Alors que des grilles le séparaient de sa victime, le policier assure avoir agi en légitime défense, mais il peine à en donner la définition. En quoi était-il menacé ? « C’était pour aider les collègues. » En l’occurrence des gendarmes mobiles munis de casques et de boucliers. «  On n’est pas à l’abri en étant casqué. Les pierres peuvent rebondir sous le bouclier », assure-t-il.

(...)

«  Quel que soit l’ordre donné, la question centrale est celle du caractère manifestement illégal ou non de l’acte. S’il n’y a pas de légitime défense, l’acte était manifestement illégal », rappelle d’ailleurs d’emblée le président, qui l’interroge par la suite longuement sur une intervention précédente, un mois avant les faits, à l’occasion de la fête de l’Erdre, un festival de jazz.

– Que s’est-il passé ? «  J’ai ouvert le feu 8 à 9 fois. »

– Qu’avez-vous vu ? « Touché ! »

– C’est-à-dire ? «  Toutes les personnes sont tombées, se sont relevées et ont pris la fuite. Pour moi, c’est une opération efficace.

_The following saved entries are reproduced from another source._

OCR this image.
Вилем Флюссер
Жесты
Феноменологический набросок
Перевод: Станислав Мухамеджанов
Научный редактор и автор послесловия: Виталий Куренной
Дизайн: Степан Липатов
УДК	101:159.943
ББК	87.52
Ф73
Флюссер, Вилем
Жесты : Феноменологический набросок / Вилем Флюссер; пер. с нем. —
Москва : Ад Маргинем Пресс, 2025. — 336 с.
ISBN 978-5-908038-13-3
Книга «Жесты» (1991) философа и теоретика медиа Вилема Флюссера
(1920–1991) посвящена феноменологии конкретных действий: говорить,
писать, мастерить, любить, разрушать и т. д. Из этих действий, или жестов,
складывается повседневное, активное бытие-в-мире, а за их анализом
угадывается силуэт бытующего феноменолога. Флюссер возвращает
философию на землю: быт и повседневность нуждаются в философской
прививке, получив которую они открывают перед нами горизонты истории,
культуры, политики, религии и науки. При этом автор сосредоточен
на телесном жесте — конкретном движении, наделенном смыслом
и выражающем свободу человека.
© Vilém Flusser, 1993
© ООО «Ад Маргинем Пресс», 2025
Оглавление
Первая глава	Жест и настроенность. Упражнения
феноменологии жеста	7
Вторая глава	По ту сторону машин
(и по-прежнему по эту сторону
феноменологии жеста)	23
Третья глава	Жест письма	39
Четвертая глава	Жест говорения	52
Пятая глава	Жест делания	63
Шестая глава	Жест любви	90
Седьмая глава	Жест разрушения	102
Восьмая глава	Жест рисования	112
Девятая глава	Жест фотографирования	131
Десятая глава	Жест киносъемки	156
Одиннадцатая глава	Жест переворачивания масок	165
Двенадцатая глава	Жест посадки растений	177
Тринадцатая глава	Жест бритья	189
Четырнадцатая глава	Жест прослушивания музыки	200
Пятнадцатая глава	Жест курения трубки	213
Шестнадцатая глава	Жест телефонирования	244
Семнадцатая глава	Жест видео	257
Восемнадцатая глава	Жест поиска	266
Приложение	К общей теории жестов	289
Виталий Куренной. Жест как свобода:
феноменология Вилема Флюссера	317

À part une personne qui se plaignait de la main et qui a dû être envoyée au CHU. »

Appelé à témoigner, l’autre tireur, issu de la Bac, donne lui aussi des indications sur sa vision et son usage du flashball : «  J’ai utilisé le flashball à une reprise contre un groupe qui se dirigeait contre des collègues, ils lançaient des projectiles, comme des canettes ou des cailloux. »

Comme le prévenu, qui estime les gendarmes mobiles insuffisamment protégés, le témoin lance : « J’ai reçu un caillou ou une canette de bière, ça crée un véritable danger. » Plus inquiétant encore : «  Avec le flashball, indique-t-il, c’est quasiment impossible de tirer précisément, je tire sur une masse de manifestants. » « Ce sont des conditions de tir à l’aveugle », rétorque le président, mi-interrogatif, mi-affirmatif.

(...)


Rassemblement unitaire le 7 mars à 14h devant le Palais de Justice de Nantes.


Ce qui nous relie,

Le 6 et 7 mars 2012, le policier qui a tiré au flash ball sur Pierre, le privant de l’usage d’un œil, passe en procès au TGI de Nantes. Joachim comparaîtra comme témoin à la demande de Pierre. Joan sera également présent.

Ce qui nous relie, c’est d’avoir perdu l’usage d’un œil suite à un tir de flash ball. Pierre lors de l’occupation du rectorat de Nantes pendant le mouvement contre la loi LRU [1] qui met en place la destruction de l’enseignement public. Joan, l’année suivante à Toulouse, au cours du même mouvement, lors d’une autoréduction [2] pour dénoncer la précarité étudiante. Joachim lors d’une manifestation contre l’expulsion d’un squat à Montreuil [3].

Ce qui nous relie, c’est notre volonté d’être solidaires face à la violence de la police.

Ce qui nous relie, c’est d’affirmer qu’il ne s’agissait pas de bavures. La police nous a ostensiblement visés à la tête.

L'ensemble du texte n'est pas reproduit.